Transcription and topoisomerase dependence of large-scale chromatin structures. (a) Boxplot showing the change in large-scale chromatin compaction using 3D DNA FISH at the 11p15.5 and 11p15.1 loci after 5 hrs α-amanitin treatment to inhibit transcription. (b) Schematic showing the experimental approach used to investigate changes in chromatin structure after transcription inhibition and recovery. (c) Western blot showing the global levels of RNA polymerase using antibodies against differently activated forms of the polymerase after transcription inhibition.

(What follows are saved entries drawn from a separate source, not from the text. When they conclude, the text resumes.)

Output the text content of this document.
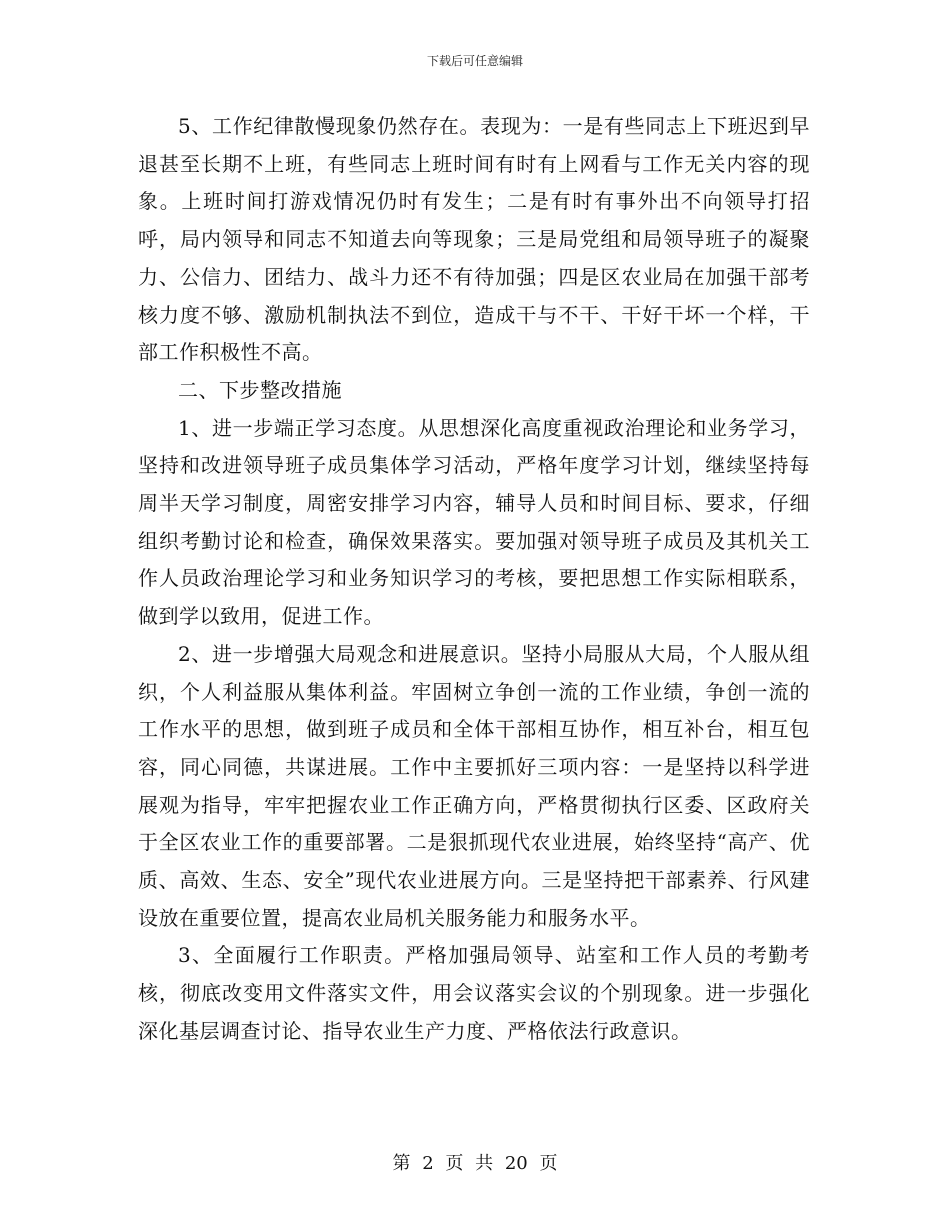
下载后可任意编辑

5、工作纪律散慢现象仍然存在。表现为：一是有些同志上下班迟到早退甚至长期不上班，有些同志上班时间有时有上网看与工作无关内容的现象。上班时间打游戏情况仍时有发生；二是有时有事外出不向领导打招呼，局内领导和同志不知道去向等现象；三是局党组和局领导班子的凝聚力、公信力、团结力、战斗力还不有待加强；四是区农业局在加强干部考核力度不够、激励机制执法不到位，造成干与不干、干好干坏一个样，干部工作积极性不高。

二、下步整改措施

1、进一步端正学习态度。从思想深化高度重视政治理论和业务学习，坚持和改进领导班子成员集体学习活动，严格年度学习计划，继续坚持每周半天学习制度，周密安排学习内容，辅导人员和时间目标、要求，仔细组织考勤讨论和检查，确保效果落实。要加强对领导班子成员及其机关工作人员政治理论学习和业务知识学习的考核，要把思想工作实际相联系，做到学以致用，促进工作。

2、进一步增强大局观念和进展意识。坚持小局服从大局，个人服从组织，个人利益服从集体利益。牢固树立争创一流的工作业绩，争创一流的工作水平的思想，做到班子成员和全体干部相互协作，相互补台，相互包容，同心同德，共谋进展。工作中主要抓好三项内容：一是坚持以科学进展观为指导，牢牢把握农业工作正确方向，严格贯彻执行区委、区政府关于全区农业工作的重要部署。二是狠抓现代农业进展，始终坚持“高产、优质、高效、生态、安全”现代农业进展方向。三是坚持把干部素养、行风建设放在重要位置，提高农业局机关服务能力和服务水平。

3、全面履行工作职责。严格加强局领导、站室和工作人员的考勤考核，彻底改变用文件落实文件，用会议落实会议的个别现象。进一步强化深化基层调查讨论、指导农业生产力度、严格依法行政意识。

第 2 页 共 20 页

GAPDH is shown as a loading control. (d) Graph showing incorporation of 3H-Uridine into short (< 200 nt) and long (> 200 nt) RNA after 30 min pulse labeling to measure RNA synthesis after inhibition of transcription by α-amanitin followed by recovery. Error bars are s.d. (n = 3). (e) Boxplots showing the compaction of the 11p15.1 locus after transcription inhibition and drug washout. (f) Western blot showing the loss of topoisomerase (topo) I and II proteins after topoisomerase RNAi. GAPDH is shown as a loading control. (g) Boxplot showing distance between pairs of fosmid probes at 11p15.1 and 11p15.5 loci after topoisomerase RNAi (Neg., negative; topo, topoisomerase). (h) Boxplot showing distance between pairs of fosmid probes at the 11p15.1 locus after transcription inhibition by α-amanitin in the presence or absence of topoisomerase inhibitors, ICRF193 or camptothecin. Boxplots are as described in Fig. 4 and asterisks correspond to P-values determined by Wilcoxon test, also as described in Fig. 4. n = the number of separate probe pairs examined. In panels (e) and (h), P-values are calculated compared to control.